Monday, July 09, 2007

Summorum Pontificum

6th Sunday after Pentecost 8.7.07 Summorum Pontificum (released 7.7.07)

Today we celebrate the Pope’s Motu Proprio enabling a freer celebration of the Traditional Latin Mass.

We hope the Mass will be celebrated more widely, and now free of any taint of being considered somehow disobedient, divisive, subversive.

Hey, we are only praying after all!

The clarifying of the status of the Mass will, the Holy Father hopes, lead to an increase of unity within the Church.

Everyone should be happy. The traditionalists are gaining something; the moderns are not losing anything (along the lines of ‘You are not losing a daughter, you are gaining a son’).

There is in the end a fundamental unity between Catholics of every opinion and taste: that we want God to be glorified and souls to be saved – ever the two ends of the Church.

We believe here in this community that this particular form of the Mass (and other sacraments) does give both glory to God and certainly helps souls to be saved, not least our own souls.

We have discovered the beauty of this rite, and we hope now that many others will also.

I will not go into all the technical details here, but review rather how we can understand this Mass and benefit from it.
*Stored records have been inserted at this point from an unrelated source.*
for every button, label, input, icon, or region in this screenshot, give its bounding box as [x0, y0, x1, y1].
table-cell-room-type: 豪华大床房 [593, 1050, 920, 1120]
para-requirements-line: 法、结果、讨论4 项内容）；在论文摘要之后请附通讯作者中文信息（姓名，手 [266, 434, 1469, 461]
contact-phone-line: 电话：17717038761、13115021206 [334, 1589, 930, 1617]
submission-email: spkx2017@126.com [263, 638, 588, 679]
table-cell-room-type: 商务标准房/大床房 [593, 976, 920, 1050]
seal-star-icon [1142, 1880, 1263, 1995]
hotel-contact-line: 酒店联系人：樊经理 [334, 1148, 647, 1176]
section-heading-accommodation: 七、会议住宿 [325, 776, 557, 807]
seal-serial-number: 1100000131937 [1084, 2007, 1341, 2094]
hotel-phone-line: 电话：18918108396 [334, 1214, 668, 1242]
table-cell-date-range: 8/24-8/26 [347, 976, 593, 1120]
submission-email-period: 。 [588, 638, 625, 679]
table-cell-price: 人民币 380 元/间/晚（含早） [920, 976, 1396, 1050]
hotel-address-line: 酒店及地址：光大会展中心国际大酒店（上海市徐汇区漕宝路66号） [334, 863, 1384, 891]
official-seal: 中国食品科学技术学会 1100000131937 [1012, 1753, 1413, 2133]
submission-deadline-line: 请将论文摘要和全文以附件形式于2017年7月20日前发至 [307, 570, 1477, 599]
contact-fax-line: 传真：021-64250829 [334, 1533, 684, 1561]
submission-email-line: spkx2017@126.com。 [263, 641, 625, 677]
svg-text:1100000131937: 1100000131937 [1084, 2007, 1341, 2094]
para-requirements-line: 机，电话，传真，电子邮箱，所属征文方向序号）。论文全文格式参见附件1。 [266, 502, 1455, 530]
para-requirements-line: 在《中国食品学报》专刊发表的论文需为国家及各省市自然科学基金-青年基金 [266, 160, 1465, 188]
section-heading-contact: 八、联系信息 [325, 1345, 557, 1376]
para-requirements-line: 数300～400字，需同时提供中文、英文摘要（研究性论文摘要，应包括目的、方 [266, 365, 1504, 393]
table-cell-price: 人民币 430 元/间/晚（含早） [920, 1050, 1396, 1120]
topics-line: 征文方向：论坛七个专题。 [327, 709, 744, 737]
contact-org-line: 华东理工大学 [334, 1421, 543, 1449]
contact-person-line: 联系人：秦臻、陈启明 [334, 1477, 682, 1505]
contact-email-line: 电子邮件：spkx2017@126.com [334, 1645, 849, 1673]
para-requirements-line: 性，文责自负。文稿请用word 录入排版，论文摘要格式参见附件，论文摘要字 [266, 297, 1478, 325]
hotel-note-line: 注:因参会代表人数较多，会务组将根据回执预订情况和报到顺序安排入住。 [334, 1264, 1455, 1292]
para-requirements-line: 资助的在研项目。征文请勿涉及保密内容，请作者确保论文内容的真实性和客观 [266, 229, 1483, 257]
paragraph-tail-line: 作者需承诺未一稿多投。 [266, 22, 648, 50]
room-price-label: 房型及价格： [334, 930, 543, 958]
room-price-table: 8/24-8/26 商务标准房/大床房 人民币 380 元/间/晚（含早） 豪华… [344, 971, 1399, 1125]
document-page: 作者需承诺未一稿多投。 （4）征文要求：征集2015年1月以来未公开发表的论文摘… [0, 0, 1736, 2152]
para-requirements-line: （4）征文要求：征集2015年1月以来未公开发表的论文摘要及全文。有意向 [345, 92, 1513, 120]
The Mass is transcendent. It lifts us out of ourselves and our daily routine; taking us to the very courts of heaven. One day within Your courts, Lord, is better than a thousand elsewhere.
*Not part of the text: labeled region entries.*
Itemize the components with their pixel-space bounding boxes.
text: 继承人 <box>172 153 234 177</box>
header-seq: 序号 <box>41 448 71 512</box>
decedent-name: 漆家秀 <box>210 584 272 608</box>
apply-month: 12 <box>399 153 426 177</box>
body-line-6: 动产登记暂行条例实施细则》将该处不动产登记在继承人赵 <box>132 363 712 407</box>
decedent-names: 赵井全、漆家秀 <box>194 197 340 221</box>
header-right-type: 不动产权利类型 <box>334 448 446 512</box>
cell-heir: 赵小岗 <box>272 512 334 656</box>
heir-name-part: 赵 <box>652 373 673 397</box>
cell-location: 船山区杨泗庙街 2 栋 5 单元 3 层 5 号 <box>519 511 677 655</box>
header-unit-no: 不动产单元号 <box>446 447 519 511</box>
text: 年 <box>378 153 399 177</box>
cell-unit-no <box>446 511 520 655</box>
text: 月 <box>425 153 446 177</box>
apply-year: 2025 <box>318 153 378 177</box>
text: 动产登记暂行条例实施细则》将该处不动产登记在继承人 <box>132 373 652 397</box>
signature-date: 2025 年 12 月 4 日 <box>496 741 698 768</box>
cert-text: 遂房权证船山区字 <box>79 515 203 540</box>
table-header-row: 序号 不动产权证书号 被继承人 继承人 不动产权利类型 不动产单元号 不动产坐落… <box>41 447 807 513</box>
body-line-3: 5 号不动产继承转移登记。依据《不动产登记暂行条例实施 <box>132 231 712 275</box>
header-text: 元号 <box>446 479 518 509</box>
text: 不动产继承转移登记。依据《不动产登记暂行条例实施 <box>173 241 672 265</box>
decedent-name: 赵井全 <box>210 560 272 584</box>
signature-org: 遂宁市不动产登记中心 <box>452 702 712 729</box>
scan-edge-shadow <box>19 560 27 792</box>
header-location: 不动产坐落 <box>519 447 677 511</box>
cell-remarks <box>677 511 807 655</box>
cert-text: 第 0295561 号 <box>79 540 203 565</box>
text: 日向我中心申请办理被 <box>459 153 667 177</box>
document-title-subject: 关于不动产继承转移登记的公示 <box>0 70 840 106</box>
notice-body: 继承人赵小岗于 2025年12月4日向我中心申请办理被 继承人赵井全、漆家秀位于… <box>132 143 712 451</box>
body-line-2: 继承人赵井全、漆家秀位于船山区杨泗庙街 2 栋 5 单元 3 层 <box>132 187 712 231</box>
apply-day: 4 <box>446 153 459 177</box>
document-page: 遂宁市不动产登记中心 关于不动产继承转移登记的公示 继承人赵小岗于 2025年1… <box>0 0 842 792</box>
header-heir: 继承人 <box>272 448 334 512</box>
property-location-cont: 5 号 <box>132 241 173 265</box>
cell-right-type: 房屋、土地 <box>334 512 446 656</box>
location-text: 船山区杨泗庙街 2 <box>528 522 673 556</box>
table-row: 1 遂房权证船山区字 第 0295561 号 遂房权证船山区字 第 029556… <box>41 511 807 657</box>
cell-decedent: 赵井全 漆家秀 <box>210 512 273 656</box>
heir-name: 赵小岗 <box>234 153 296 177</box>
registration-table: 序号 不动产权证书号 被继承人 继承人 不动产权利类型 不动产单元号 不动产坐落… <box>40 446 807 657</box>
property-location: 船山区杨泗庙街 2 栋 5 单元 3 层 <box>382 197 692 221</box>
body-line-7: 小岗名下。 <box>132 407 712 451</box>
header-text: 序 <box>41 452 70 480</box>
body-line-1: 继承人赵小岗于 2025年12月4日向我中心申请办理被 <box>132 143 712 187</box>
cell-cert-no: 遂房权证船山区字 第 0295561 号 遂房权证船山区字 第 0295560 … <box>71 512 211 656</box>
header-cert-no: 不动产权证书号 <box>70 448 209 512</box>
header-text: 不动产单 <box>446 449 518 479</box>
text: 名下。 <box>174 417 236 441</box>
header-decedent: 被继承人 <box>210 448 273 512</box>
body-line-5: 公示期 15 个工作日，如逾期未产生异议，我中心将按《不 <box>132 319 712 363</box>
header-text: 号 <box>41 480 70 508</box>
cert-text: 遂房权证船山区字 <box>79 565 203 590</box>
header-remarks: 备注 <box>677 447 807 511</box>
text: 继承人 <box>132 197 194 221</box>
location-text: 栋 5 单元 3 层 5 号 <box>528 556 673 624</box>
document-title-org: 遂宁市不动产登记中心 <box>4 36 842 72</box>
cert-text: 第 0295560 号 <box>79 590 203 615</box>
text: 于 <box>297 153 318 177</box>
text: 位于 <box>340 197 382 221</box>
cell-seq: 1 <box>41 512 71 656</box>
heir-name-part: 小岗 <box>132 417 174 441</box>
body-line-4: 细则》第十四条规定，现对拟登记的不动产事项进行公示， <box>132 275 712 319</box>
If this is escapism it is the best kind, because we are escaping to a real place, and better than here.

One hour of heavy duty contact with the Power, Love and Goodness of God, with Mary and all the angels and saints. It is a good way to fill in an hour.

And the benefits are immense: Grace for every kind of need; a Sacrifice which atones for all human sin; a Communion with the Body and Blood of Our Lord, which sanctifies us.

A lot of what happens in the Mass is Mystery to us. We don’t know the inner workings of God’s mind, but we get used to entrusting things to Him.

Whatever happens we must be better off after one Mass than otherwise.

So we hope to take full advantage of this new freedom for the Traditional Latin Mass.

We hope it does appear in every parish, and that every priest will learn to say it, thus enriching their own priesthood.

But we cannot be confined just to counting numbers of people or Masses. Sure, the more the merrier,

but we know we have to live the Mass as well as go to it.

We have to make our own interior participation in the Mass as worthy and complete as such a great event requires.

We have to be as humble as we look as we bow and kneel before the Almighty.

We have to be as charitable as Christ Himself, who pours out His life for us.

We have to be as joyful as the angels, worshipping before the Throne of God.

We have to be as zealous as the apostles; as hopeful as the prophets; as long-suffering as the martyrs, as pure as the virgins.

We are mixing in all this company; we have to play the part!

We live like citizens of heaven to prove we are worthy to go there, and to bring some order to this troubled planet. Not to mention that heaven is our true home, so we have to get used to it.

The most beautiful thing this side of heaven, said Fr Faber of the Traditional Latin Mass. It is a good deal the other side (that is inside) of heaven as well.

May it be multiplied indeed, in its frequency, and its fruitfulness to the world.

Long may it live and flourish, until it merges into the heavenly liturgy which knows no end.